10. PAS (Para Amino Saliciclyc Acid)

11. Viomisin

12. Kapreomisin

Pengobatan TB ada 2 tahap menurut DEPKES.2000 yaitu :


Tahap INTENSIF
Penderita mendapat obat setiap hari dan diawasi langsung untuk mencegah
terjadinya kekebalan terhadap rifampisin. Bila saat tahab intensif tersebut
diberikan secara tepat, penderita menular menjadi tidak tidak menular dalam
kurun waktu 2 minggu. Sebagian besar penderita TB BTA positif menjadi negatif
(konversi) pada akhir pengobatan intensif. Pengawasan ketat dalam tahab
intensif sangat penting untuk mencegah terjadinya kekebalan obat.

Tahap lanjutan
Pada tahap lanjutan penderita mendapat obat jangka waktu lebih panjang dan
jenis obat lebih sedikit untuk mencegah terjadinya kekambuhan. Tahap lanjutan
penting untuk membunuh kuman persisten (dormant) sehingga mencegah
terjadinya kekambuhan.

Nonfarmakologi

1. Modifikasi diet : banyak makan makanan yang bergizi (diet TKTP)

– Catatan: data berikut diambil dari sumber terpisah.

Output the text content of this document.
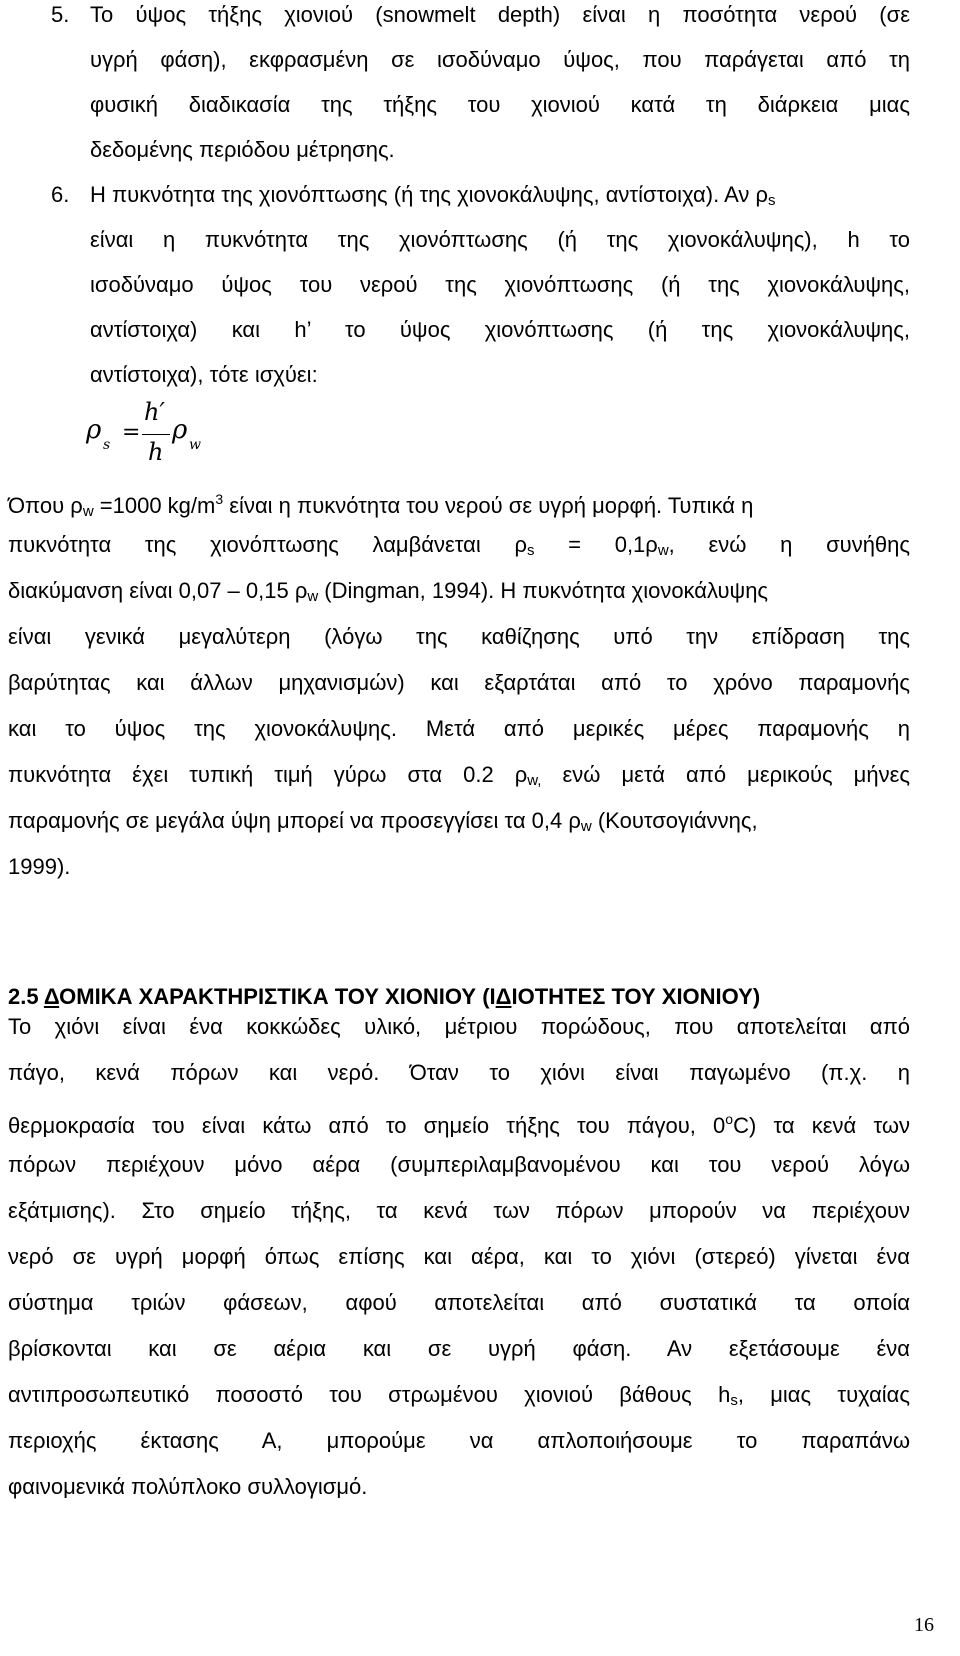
5. Το ύψος τήξης χιονιού (snowmelt depth) είναι η ποσότητα νερού (σε
υγρή φάση), εκφρασμένη σε ισοδύναμο ύψος, που παράγεται από τη
φυσική διαδικασία της τήξης του χιονιού κατά τη διάρκεια μιας
δεδομένης περιόδου μέτρησης.
6. Η πυκνότητα της χιονόπτωσης (ή της χιονοκάλυψης, αντίστοιχα). Αν ρs
είναι η πυκνότητα της χιονόπτωσης (ή της χιονοκάλυψης), h το
ισοδύναμο ύψος του νερού της χιονόπτωσης (ή της χιονοκάλυψης,
αντίστοιχα) και h’ το ύψος χιονόπτωσης (ή της χιονοκάλυψης,
αντίστοιχα), τότε ισχύει:
ρ s =
h′
h
ρ w
Όπου ρw =1000 $kg/m^3$ είναι η πυκνότητα του νερού σε υγρή μορφή. Τυπικά η
πυκνότητα της χιονόπτωσης λαμβάνεται ρs = 0,1ρw, ενώ η συνήθης
διακύμανση είναι 0,07 – 0,15 ρw (Dingman, 1994). Η πυκνότητα χιονοκάλυψης
είναι γενικά μεγαλύτερη (λόγω της καθίζησης υπό την επίδραση της
βαρύτητας και άλλων μηχανισμών) και εξαρτάται από το χρόνο παραμονής
και το ύψος της χιονοκάλυψης. Μετά από μερικές μέρες παραμονής η
πυκνότητα έχει τυπική τιμή γύρω στα 0.2 ρw, ενώ μετά από μερικούς μήνες
παραμονής σε μεγάλα ύψη μπορεί να προσεγγίσει τα 0,4 ρw (Κουτσογιάννης,
1999).
2.5 ΔΟΜΙΚΑ ΧΑΡΑΚΤΗΡΙΣΤΙΚΑ ΤΟΥ ΧΙΟΝΙΟΥ (ΙΔΙΟΤΗΤΕΣ ΤΟΥ ΧΙΟΝΙΟΥ)
Το χιόνι είναι ένα κοκκώδες υλικό, μέτριου πορώδους, που αποτελείται από
πάγο, κενά πόρων και νερό. Όταν το χιόνι είναι παγωμένο (π.χ. η
θερμοκρασία του είναι κάτω από το σημείο τήξης του πάγου, 0$^o$C) τα κενά των
πόρων περιέχουν μόνο αέρα (συμπεριλαμβανομένου και του νερού λόγω
εξάτμισης). Στο σημείο τήξης, τα κενά των πόρων μπορούν να περιέχουν
νερό σε υγρή μορφή όπως επίσης και αέρα, και το χιόνι (στερεό) γίνεται ένα
σύστημα τριών φάσεων, αφού αποτελείται από συστατικά τα οποία
βρίσκονται και σε αέρια και σε υγρή φάση. Αν εξετάσουμε ένα
αντιπροσωπευτικό ποσοστό του στρωμένου χιονιού βάθους hs, μιας τυχαίας
περιοχής έκτασης Α, μπορούμε να απλοποιήσουμε το παραπάνω
φαινομενικά πολύπλοκο συλλογισμό.
16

2. Mengurangi aktivitas berlebihan

3. Hindari merokok dan minum alkohol

4. Jika terjadi sesak duduk semifowler dan latihan batuk efektif


BAB III
Konsep Dasar Keperawatan
A. Pengkajian
a. Tanda dan gejala
1. Aktivitas
Gejala : Kelelahan umum dan kelemahan, napas pendek, kesulitan tidur
pada mmalam atau demam malah hari, menggiggil dan atau berkeringat, mimpi
buruk.
Tanda : Takhikardia, takhipnea/dispnea pada kerja, kelelahan otot, nyeri,
dan sesak
2. Integritas ego
Tanda : Menyangkal (khususnya selama tahap dini), ansietas
Gejala : adanya / faktor stres lama, masalah keuangan rumah. Perasaaan
tidak berdaya, tidak ada harapan, populasi / budaya , etnik.
3. Makanan / cairan
Tanda : Turgor kulit buruk, kering / bersisik, kehilangan otot/ hilang lemak
subkutan
Gejala : Kehilangan nafsu makan, tidak dapat mencerna, penurunan bear
badan.
4. Nyeri / kenyamanan
Tanda : Berhati-hati pada area yang sakit, perilaku distraksi dan gelisah
Gejala : Nyeri dada meningkat karena batuk berulang
5. Pernapasan
Tanda : Peningkatan frekuensi pernafasan, pengembangan pernapasan
tidak simetris, perkusi pekak dan penurunan fremitus. Bunyi napas : menurun/
tidak ada secara bilteral atau unilateral (Effusi pleural/ pneumothorak). Bunyi
napas tubuler dan atau bisikan pektoral diatas lesi luas. Krekel tercatat diatas
apek paru selama inspirasi cepat setelah batuk pendek (Krekel Posttussic)
karakteristik sputum : hijau / purulen, mukoid atau bercak carah. Deviasi trakeal
(penyebaran bronkogenik), tak perhatian, mudah terangsang yang nyata,
perubahan mental.
Gejala : Batuk produktif atau tidak produktif, napas pendek, riwayat TB /
terpajan pada individu terinfeksi.
6. Keamanan
Tanda : Demam rendah atau sakit panas akut
Gejala : Adanya kondisi penekanan imun
7. Interaksi sosial
Gejala : Perasaan isolasi / penolakan karena menular, perubahan pola
biasa dalam tanggungjawab/ perubahan kapasitas fisik untuk melaksanakan
peran.
8. Penyuluhan / pembelajaran
Gejala : Riwayat keluarga TB, ketidakmampuan umum/status kesehatan
buruk, gagal untuk membaik/ kambuhnya TB, tidak berpartisipasi dalam terapi.
b. Pemeriksaan fisik
1. Tanda-tanda adanya infiltrasi luas atau konsolidasi, terdapat fremitus
mengeras, perkusi redup, suara napas bronkial dengan atau tanpa ronki

2. Tanda-tanda penarikan paru, diafragma, mediastinum atau pleura dada


asimetris, pergerakan napas yang tertinggal, pergeseran dari batas-batas
diafragma, jantung, suara nafas melemah dengan atau tanpa ronki.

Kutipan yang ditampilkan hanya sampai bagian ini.